Introduction:
Malignant hypertension (MHT) is a severe form of untreated hypertension, characterised by systolic blood pressure over 200 mmHg and diastolic pressure over 120 mmHg. The MHT is associated with a poorer prognosis and more severe consequences than common arterial hypertension. It is harmful for the endothelium, causing microcirculation damage, which leads to multi-organ ischemic dysfunction, affecting many organs, i.e., the kidneys, the heart, the brain, and the retina. This condition may trigger or accompany atypical hemolytic uremic syndrome (aHUS). We present diagnostic difficulties and therapeutic approach in a patient with MHT unmasking aHUS due to a complement factor I variant.

Case description:
A 44-year-old woman with no previous medical history was admitted to a local emergency room with general malaise, dyspnea and one-week lasting hematuria. Physical examination revealed blood pressure 280/150 mmHg, pale skin, and oedema affecting the lower limbs. Laboratory tests showed severe normocytic anaemia, thrombocytopenia, schistocytosis, reticulocytosis, and elevated lactate dehydrogenase activity. Kidney function was poor – serum creatinine concentration (sCr) was 5.9 mg/dl, urinalysis was abnormal, active sediment with massive erythrocyturia and subnephrotic range of proteinuria were present. The Coombs’ test was negative.
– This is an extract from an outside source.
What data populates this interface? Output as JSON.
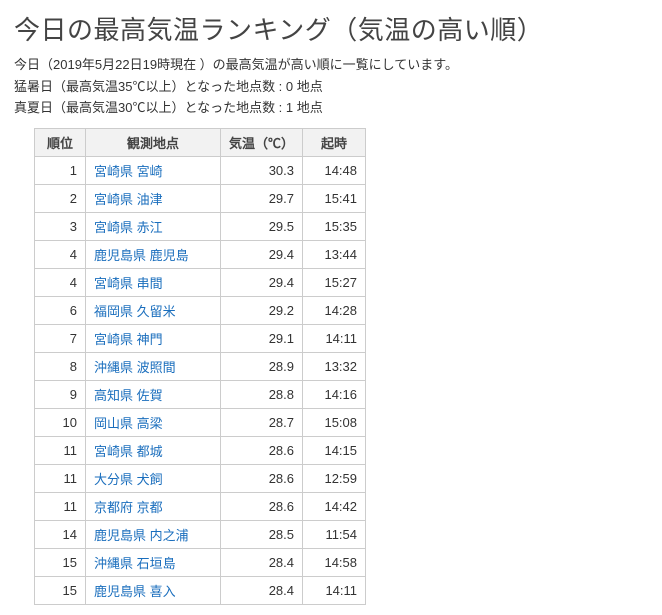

Daily urine output was up to 3.5 l. Ultrasound ruled out urine obstruction, edematous renal parenchyma and renal artery stenosis. Brain computed tomography scan excluded intracranial bleeding. Echocardiography showed left ventricular hypertrophy. Hypertensive crisis was diagnosed, and antihypertensive treatment was administered with improvement. Due to suspicion of aHUS patient was referred to our hospital for consideration of anti-complement therapy (anti-C5). Kidney biopsy revealed acute ischemic glomerulopathy without thrombotic microangiopathy (TMA) but with fibroelastosis. In the meantime, sCr decreased, so anti-C5 therapy was omitted and the patient was discharged home. Within a few months, kidney function improved. Genetic testing confirmed a pathogenic variant in CFI, indicating aHUS as the cause of kidney injury. Three years later, the patient was diagnosed with left breast invasive ductal carcinoma of no specific type, which did not trigger aHUS recurrence.

Conclusions:
The MHT is a well-known trigger of aHUS. This case highlights the importance of early hypertension diagnosis and management to prevent complications such as MHT that might lead to aHUS in genetically predisposed patients.